20/06/2021 16h17
Foto: reprodução

O capitão Angelo Capurro começou a manifestar sintomas de Covid-19 no segundo dia no mar. Dentro de cinco dias, o comandante de 61 anos ficou confinado na cabine, incapaz de sair da cama.Seis dias depois, ele morreu — deixando o navio cargueiro MV Ital Libera sem um timoneiro, carregando um cadáver que a tripulação não tinha como armazenar e com um possível surto de Covid a bordo.

Por seis semanas, a embarcação com bandeira italiana ficou na costa da capital da Indonésia, Jakarta, sem conseguir encontrar um porto que aceitasse um cadáver durante a pandemia, apesar dos pedidos repetidos por assistência.

Finalmente, neste mês, o corpo do capitão foi retornado ao país natal dele, a Itália, onde a família enlutada está buscando respostas sobre a morte e o tratamento dele no mar, em um caso que novamente direcionou os holofotes para as condições dos navegantes durante a pandemia.

Recuperar o corpo, porém, pode não fornecer as respostas que a família espera. Não havia lugar adequado para manter um cadáver no Ital Libera, o que significa que o corpo de Capurro ficou numa sala de armazenamento por seis semanas.

“Sem entrar em detalhes, todos sabemos qual era o estado que encontramos”, disse a advogada da família, Rafaella Lorgna. “Não sei nem se poderemos fazer uma autópsia.”

Morte

O capitão começou a exibir sintomas de Covid-19 em 2 de abril. Ele estava tossindo sem parar e com dores musculares e no peito, além de falta de ar, segundo familiares, que ficaram preocupados. Em e-mails, ele se tornava mais errático e incoerente a cada dia, segundo a família; no telefone, as palavras eram pontuadas pela tosse quando ele ligava a milhares de quilômetros de distância.

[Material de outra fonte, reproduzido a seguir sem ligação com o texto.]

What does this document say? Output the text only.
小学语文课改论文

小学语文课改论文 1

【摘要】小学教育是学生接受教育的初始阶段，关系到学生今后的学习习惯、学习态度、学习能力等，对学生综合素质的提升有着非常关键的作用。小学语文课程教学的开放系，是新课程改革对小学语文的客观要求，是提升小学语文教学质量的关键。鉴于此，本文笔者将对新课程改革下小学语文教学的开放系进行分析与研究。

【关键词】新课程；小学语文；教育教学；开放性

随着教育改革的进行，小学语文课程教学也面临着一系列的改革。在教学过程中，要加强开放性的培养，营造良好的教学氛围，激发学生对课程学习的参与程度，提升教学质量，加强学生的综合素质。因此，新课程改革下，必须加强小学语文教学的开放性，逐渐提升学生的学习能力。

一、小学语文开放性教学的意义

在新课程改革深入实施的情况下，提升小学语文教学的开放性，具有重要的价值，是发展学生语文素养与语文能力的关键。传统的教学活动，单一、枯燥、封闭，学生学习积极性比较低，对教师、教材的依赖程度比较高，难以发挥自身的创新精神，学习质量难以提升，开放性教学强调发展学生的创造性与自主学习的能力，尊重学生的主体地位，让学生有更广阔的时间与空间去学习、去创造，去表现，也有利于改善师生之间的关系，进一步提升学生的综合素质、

Em 7 de abril, ele estava acamado na cabine dele, segundo a família. Um marinheiro recebeu a tarefa de levar comida e remédios a ele. Como capitão do navio, Capurro também era o atendente médico, então não havia mais ninguém para ajudar. Capurro se automedicou com um antitérmico e até encontrou oxigênio suplementar no navio, conta a família.

Percebendo que a saúde dele estava deteriorando, a esposa, Mollard, diz ter contatado a empresa proprietária do navio, Italia Marittima, uma divisão da Marinha Evergreen, de Taiwan, e exigiu cuidados médicos e, se necessário, que o capitão fosse desembarcado para tratamento no hospital mais próximo. O pedido dela foi recusado, ela diz.

Em 11 de abril, Capurro fez um teste rápido de Covid que deu negativo, de acordo com Mollard. Sem se deixar convencer pelo resultado, ela ligou de novo para a operadora do navio –dessa vez, insistindo para que o marido fosse desembarcado. Mas o pedido dela não foi respondido.

Um dia depois, Capurro ligou para o filho de 38 anos, também chamado Angelo. Arfando, ele disse: “Te liguei porque sua mãe me disse que você está muito preocupado”, lembra o filho. Angelo Capurro mentiu, para não causar nenhum estresse ao pai. “Não se preocupe, não estou preocupado, pai. Eu confio em você”, disse. Na manhã seguinte, Capurro morreu.